Ihre zwei Kinder sind gut versorgt. Spätestens mit einem Jahr kommen die dänischen Kinder in die Krippe oder zu einer Tagesmutter. Günstig ist das mit rund 500 Euro im Monat nicht, aber der Platz wird staatlich garantiert. Um vier haben die meisten Dänen Feierabend und holen ihre Kinder ab. Der Umgang mit Kindern ist unkompliziert. „Es ist in Dänemark keine Schande, ein wichtiges Meeting um vier zu verlassen, weil die Kinder warten“, sagt sie.
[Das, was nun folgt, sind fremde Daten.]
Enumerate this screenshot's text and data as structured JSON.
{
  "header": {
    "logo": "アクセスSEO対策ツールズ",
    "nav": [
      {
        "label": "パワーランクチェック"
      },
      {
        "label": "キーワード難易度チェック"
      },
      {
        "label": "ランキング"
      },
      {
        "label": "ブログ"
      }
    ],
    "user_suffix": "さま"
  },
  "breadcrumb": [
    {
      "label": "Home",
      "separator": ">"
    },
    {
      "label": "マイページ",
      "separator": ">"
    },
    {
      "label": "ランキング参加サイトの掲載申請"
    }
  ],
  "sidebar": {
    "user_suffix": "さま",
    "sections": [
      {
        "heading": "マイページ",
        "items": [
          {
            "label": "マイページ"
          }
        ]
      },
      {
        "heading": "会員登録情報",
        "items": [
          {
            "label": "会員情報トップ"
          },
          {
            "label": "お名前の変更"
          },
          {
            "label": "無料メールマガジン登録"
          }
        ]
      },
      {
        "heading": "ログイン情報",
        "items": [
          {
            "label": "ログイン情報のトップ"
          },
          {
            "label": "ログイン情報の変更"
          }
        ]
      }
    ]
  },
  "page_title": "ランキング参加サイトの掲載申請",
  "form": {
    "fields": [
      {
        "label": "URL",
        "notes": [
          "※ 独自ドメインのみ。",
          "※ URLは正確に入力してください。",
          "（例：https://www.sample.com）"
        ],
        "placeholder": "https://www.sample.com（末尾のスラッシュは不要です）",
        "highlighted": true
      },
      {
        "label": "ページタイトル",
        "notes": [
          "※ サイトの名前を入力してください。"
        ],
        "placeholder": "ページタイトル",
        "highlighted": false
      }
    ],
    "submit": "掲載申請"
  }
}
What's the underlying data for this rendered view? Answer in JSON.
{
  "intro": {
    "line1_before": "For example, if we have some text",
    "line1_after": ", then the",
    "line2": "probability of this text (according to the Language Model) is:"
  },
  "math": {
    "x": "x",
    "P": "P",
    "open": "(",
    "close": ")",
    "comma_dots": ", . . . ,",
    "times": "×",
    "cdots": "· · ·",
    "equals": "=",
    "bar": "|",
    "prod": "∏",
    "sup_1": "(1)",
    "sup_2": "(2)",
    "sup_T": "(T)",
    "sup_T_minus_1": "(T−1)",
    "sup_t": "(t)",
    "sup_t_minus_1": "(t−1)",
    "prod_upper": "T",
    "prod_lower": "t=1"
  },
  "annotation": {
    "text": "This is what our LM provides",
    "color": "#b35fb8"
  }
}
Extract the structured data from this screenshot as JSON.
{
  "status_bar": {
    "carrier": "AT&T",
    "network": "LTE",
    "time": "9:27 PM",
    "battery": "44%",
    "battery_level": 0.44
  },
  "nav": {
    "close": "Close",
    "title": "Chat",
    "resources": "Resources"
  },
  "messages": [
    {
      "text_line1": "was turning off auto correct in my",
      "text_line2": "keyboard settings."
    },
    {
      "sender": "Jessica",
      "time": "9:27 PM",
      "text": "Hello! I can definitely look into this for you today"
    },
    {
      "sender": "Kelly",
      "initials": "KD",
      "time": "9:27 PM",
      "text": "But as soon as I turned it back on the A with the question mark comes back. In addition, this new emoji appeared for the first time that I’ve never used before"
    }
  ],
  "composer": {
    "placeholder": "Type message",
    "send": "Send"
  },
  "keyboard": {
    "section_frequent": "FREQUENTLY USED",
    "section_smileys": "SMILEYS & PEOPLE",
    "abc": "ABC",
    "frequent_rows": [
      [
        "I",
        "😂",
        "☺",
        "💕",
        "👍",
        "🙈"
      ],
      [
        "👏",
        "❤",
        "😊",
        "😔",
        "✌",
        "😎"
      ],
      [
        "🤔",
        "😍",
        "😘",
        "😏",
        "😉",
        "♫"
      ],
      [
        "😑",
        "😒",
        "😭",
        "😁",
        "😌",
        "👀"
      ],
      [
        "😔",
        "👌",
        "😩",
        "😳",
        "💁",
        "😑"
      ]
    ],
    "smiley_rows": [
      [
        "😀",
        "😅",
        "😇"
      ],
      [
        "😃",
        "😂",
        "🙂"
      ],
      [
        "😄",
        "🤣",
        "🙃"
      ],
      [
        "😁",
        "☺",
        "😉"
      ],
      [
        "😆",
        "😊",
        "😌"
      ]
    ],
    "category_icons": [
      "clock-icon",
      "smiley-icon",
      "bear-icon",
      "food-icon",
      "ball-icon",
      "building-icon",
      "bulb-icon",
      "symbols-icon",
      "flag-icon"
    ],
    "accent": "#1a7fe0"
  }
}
Die Husumer Journalistin Marlies Wiedenhaupt suchte sich einen Arbeitsplatz in Dänemark, nachdem ihre Stelle gestrichen worden war. Die Arbeit beim Nordschleswiger, der Zeitung für die deutsche Minderheit in Dänemark sei sehr spannend, sagt sie. „Es ist ein nettes Arbeiten mit einem sehr menschlichen Arbeitsklima“, sagt Wiedenhaupt.

Weniger angenehm ist für die Journalistin allerdings der weite Arbeitsweg von Husum nach Aabenraa, da so monatlich rund 500 Euro für die Benzinkosten zusammenkämen.